Editorial

A Christian’s Call to Practice Media Literacy

How often do we see our fellow brothers and sisters in Christ on social media sharing shocking news articles with captions along the lines of  “something to think about … ” or “not sure what to believe in anymore”? Topics can vary, but the one thing in common is the bizarre and alarming headlines used to lure readers into clicking on the links.

When questioned about our ability to consume media critically, how confident are we that we will not contribute in spreading misinformation? Especially as Christians, how do we learn to appropriately engage with media in line with Scripture?

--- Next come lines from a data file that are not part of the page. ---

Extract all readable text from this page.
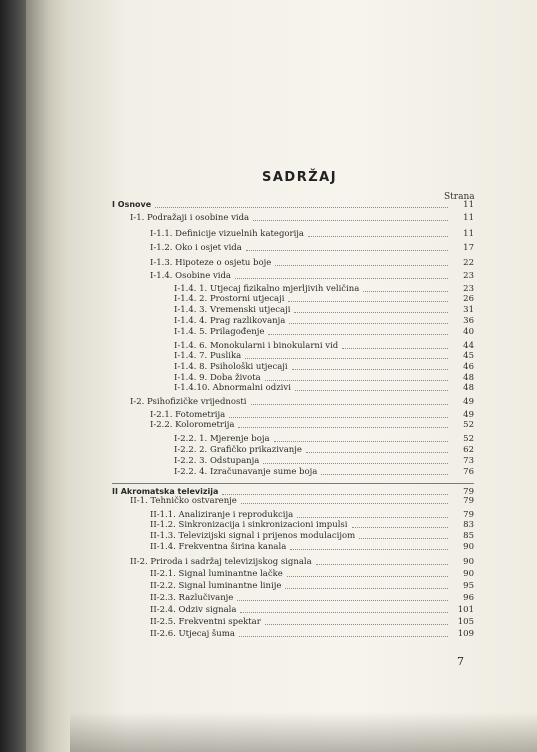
SADRŽAJ
Strana
I Osnove	11
I-1. Podražaji i osobine vida	11
I-1.1. Definicije vizuelnih kategorija	11
I-1.2. Oko i osjet vida	17
I-1.3. Hipoteze o osjetu boje	22
I-1.4. Osobine vida	23
I-1.4. 1. Utjecaj fizikalno mjerljivih veličina	23
I-1.4. 2. Prostorni utjecaji	26
I-1.4. 3. Vremenski utjecaji	31
I-1.4. 4. Prag razlikovanja	36
I-1.4. 5. Prilagođenje	40
I-1.4. 6. Monokularni i binokularni vid	44
I-1.4. 7. Puslika	45
I-1.4. 8. Psihološki utjecaji	46
I-1.4. 9. Doba života	48
I-1.4.10. Abnormalni odzivi	48
I-2. Psihofizičke vrijednosti	49
I-2.1. Fotometrija	49
I-2.2. Kolorometrija	52
I-2.2. 1. Mjerenje boja	52
I-2.2. 2. Grafičko prikazivanje	62
I-2.2. 3. Odstupanja	73
I-2.2. 4. Izračunavanje sume boja	76
II Akromatska televizija	79
II-1. Tehničko ostvarenje	79
II-1.1. Analiziranje i reprodukcija	79
II-1.2. Sinkronizacija i sinkronizacioni impulsi	83
II-1.3. Televizijski signal i prijenos modulacijom	85
II-1.4. Frekventna širina kanala	90
II-2. Priroda i sadržaj televizijskog signala	90
II-2.1. Signal luminantne lačke	90
II-2.2. Signal luminantne linije	95
II-2.3. Razlučivanje	96
II-2.4. Odziv signala	101
II-2.5. Frekventni spektar	105
II-2.6. Utjecaj šuma	109
7
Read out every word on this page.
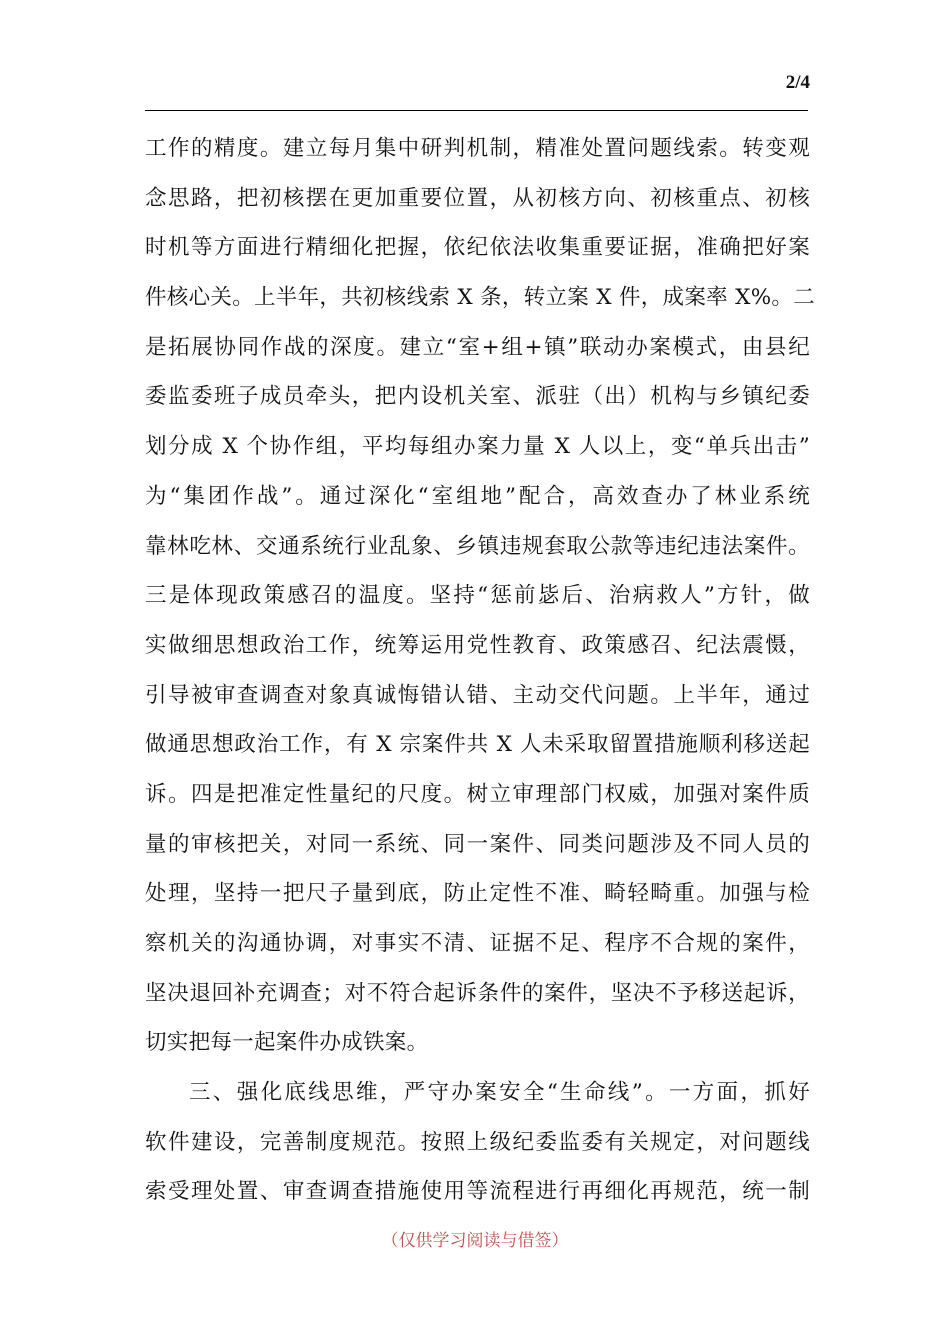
2/4
工作的精度。建立每月集中研判机制，精准处置问题线索。转变观
念思路，把初核摆在更加重要位置，从初核方向、初核重点、初核
时机等方面进行精细化把握，依纪依法收集重要证据，准确把好案
件核心关。上半年，共初核线索 X 条，转立案 X 件，成案率 X%。二
是拓展协同作战的深度。建立“室+组+镇”联动办案模式，由县纪
委监委班子成员牵头，把内设机关室、派驻（出）机构与乡镇纪委
划分成 X 个协作组，平均每组办案力量 X 人以上，变“单兵出击”
为“集团作战”。通过深化“室组地”配合，高效查办了林业系统
靠林吃林、交通系统行业乱象、乡镇违规套取公款等违纪违法案件。
三是体现政策感召的温度。坚持“惩前毖后、治病救人”方针，做
实做细思想政治工作，统筹运用党性教育、政策感召、纪法震慑，
引导被审查调查对象真诚悔错认错、主动交代问题。上半年，通过
做通思想政治工作，有 X 宗案件共 X 人未采取留置措施顺利移送起
诉。四是把准定性量纪的尺度。树立审理部门权威，加强对案件质
量的审核把关，对同一系统、同一案件、同类问题涉及不同人员的
处理，坚持一把尺子量到底，防止定性不准、畸轻畸重。加强与检
察机关的沟通协调，对事实不清、证据不足、程序不合规的案件，
坚决退回补充调查；对不符合起诉条件的案件，坚决不予移送起诉，
切实把每一起案件办成铁案。
三、强化底线思维，严守办案安全“生命线”。一方面，抓好
软件建设，完善制度规范。按照上级纪委监委有关规定，对问题线
索受理处置、审查调查措施使用等流程进行再细化再规范，统一制
（仅供学习阅读与借签）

Oftentimes, people who grow up in religious households are told that media is evil. Parents do everything in their power to shelter their kids from using technology until they reach a certain age. However, by choosing to avoid it, we could potentially lose the opportunity to learn how to glorify God through the media we use. 

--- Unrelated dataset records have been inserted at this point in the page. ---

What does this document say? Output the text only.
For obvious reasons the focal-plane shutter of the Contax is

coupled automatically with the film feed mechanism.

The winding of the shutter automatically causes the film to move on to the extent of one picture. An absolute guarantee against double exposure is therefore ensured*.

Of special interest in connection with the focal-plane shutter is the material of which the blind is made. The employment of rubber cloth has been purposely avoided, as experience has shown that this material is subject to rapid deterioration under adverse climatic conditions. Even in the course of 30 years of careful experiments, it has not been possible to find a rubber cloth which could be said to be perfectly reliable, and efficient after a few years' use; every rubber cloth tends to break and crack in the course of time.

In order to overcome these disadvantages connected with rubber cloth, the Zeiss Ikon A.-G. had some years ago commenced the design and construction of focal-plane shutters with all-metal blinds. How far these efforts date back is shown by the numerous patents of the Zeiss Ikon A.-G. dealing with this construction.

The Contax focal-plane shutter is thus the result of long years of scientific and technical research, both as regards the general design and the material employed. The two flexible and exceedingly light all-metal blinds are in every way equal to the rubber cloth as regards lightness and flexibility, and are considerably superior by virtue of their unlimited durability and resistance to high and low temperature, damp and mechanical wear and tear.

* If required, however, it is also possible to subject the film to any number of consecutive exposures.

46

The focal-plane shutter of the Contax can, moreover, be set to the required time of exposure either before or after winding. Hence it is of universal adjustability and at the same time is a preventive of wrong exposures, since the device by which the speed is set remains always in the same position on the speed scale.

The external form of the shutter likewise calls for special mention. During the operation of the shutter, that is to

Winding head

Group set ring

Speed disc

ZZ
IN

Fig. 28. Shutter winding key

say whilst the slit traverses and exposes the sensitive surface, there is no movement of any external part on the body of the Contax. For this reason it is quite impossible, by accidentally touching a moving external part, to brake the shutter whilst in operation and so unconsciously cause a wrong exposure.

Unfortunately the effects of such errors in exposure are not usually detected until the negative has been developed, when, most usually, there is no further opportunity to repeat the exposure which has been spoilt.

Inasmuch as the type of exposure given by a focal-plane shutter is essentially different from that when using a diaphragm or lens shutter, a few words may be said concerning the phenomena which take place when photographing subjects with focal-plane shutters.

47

Although content that is not edifying to our minds—much less to our spirituality—is present in the media, God did not call us to live shielded from the world. In order to “prove all things” and “to hold fast that which is good,” as the Apostle Paul urges us in 1 Thessalonians 5:21, we must be able to discern and respond to the ever-changing culture that ebbs through media. This ability is known as media literacy, and Christians are called to practice it.

As misleading content keeps seeping through the cracks of social media, we are frequently consuming lies without even noticing. The amount of academic certificates we have hanging on our walls and the surplus of books sitting on our shelves are irrelevant. We all inevitably fall victim to fake news, abundant in this current era of technology, where information travels to all corners of the world with a single click.

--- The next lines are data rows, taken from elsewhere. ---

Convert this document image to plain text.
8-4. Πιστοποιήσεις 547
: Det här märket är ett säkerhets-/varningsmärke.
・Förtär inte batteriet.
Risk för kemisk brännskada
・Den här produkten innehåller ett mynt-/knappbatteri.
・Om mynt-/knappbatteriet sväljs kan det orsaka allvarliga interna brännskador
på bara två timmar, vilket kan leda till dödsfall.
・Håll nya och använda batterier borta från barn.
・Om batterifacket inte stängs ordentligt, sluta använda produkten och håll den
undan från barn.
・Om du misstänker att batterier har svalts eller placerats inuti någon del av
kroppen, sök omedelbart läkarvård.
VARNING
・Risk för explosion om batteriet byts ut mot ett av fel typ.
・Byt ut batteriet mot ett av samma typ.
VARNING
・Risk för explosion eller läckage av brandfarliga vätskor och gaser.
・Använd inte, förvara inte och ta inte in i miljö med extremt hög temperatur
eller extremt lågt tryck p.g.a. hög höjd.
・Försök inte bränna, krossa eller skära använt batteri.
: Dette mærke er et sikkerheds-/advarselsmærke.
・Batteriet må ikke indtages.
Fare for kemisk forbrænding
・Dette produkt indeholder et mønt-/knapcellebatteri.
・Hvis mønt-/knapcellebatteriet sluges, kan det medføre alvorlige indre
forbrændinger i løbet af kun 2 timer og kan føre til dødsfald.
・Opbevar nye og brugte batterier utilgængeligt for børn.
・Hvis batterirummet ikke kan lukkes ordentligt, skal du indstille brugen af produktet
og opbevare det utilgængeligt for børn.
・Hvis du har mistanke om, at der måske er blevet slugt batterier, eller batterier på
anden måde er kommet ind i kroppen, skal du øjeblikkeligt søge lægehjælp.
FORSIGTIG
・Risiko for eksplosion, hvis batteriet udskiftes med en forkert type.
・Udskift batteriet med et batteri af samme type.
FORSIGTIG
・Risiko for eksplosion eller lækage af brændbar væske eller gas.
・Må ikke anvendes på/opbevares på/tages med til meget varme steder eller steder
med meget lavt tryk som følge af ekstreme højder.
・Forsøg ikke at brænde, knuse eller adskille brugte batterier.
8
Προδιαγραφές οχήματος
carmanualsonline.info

According to a 2019 study conducted by the Pew Research Center, about 60% of U.S. adults who receive news through social media said they had shared false information. The study also found that an increasing number of Americans express concern for made-up news (50%), surpassing other issues like racism (40%) and climate change (46%). As lies dominate over facts on social media, we have a responsibility to speak truth. We are not called to a life full of deception, but being able to tell the truth apart from the lies is not an ability that we can master by ourselves. As John 16:13 states, “When the Spirit of truth comes, he will guide you into all the truth.” If we let the Holy Spirit guide us, we will encounter truth and reject deceit.

As we learn how to have a healthy relationship with media, we also must promote the habit of verifying the information we find online. Scripture confirms this responsibility: “Having put away falsehood, let each one of you speak the truth with his neighbor” (Ephesians 4:25).

Even if we see that truth is increasingly harder to find online, The Threefold Advocate challenges the JBU community to prove all things and to hold fast that which is good. Let’s use media as a way to promote the ultimate truth that is Jesus Christ (John 4:16), and to speak the truth to one another (Zechariah 8:16a).